When the pressure in chamber 4 is reversed, piston-firing pin 2 begins to move up, idling, compressing the gas in pneumatic accumulator 6.

25

Due to the fact that the area of the piston surface W is greater than the area of the channel 8, the pressure in the tracking chamber 7 and the sub-piston control chamber 15 is kept low, which

30 ensures stable closure of the drain cavity 14. When the piston-bout 2 approaches the stop 5, it stops, which entails a sharp increase in pressure in the tracking chamber

 7, which is transmitted through channel 20 to the control piston chamber 15. The force acting on the valve 13 from the side of the piston-operated control chamber 15 becomes greater than the forces

40 acts on it from the side of the chambers 12 and 16, and the valve 13 begins to move upwards, closing the access of fluid from the pressure chamber 12 in the chamber 4 to the reverse stroke and opening the reset

45 of the liquid from the discharge chamber 14. Due to the presence of the shock conduit 22, the pressure in the return chamber 4 decreases, and consequently, only in the following chamber 7

5 through a period of time determined by the passage of a low pressure wave from the discharge chamber 14 through the impact conduit 22 to the return chamber 4. During this time, valve 13

55 moves to the highest position. The required flow rate in the control piston chamber 15 is ensured by moving

piston-downhill 2 under the action of fluid pressure from the chamber 3 of the forward stroke.
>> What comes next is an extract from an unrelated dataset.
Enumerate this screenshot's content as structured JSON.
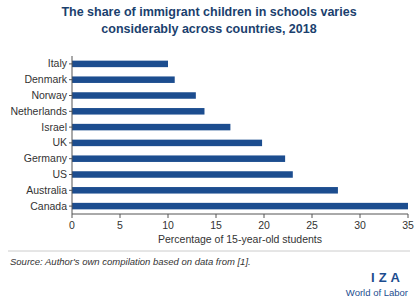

After the pressure in chamber 4 is reduced, the piston head 2 begins to make a forward stroke, and the cycle repeats.

The hydraulic percussion device operates in a self-oscillating mode until the dead organ opens. At the same time, at the end of the return stroke of the piston of the hammer 2 in the following chamber 7 and the sub piston control chamber 15, the pressure necessary for switching the distributor does not occur, and the device stops in the initial position.

Claims (1)

The invention of the hydraulic percussion device, comprising a housing forming a forward and reverse chambers with a piston-striker, and a tracking chamber associated with a sub-piston valve control valve having a pressure, drain and aft chamber, differing from that that, in order to increase the reliability of the device by eliminating the effect of piston wear and tear on the operation of the distributor, the tracking chamber is connected to the channel the reversing camera, and the overhead piston control camera communicates with the forward drive chamber, the dispenser drain chamber being connected to the backstop camera shock pipeline.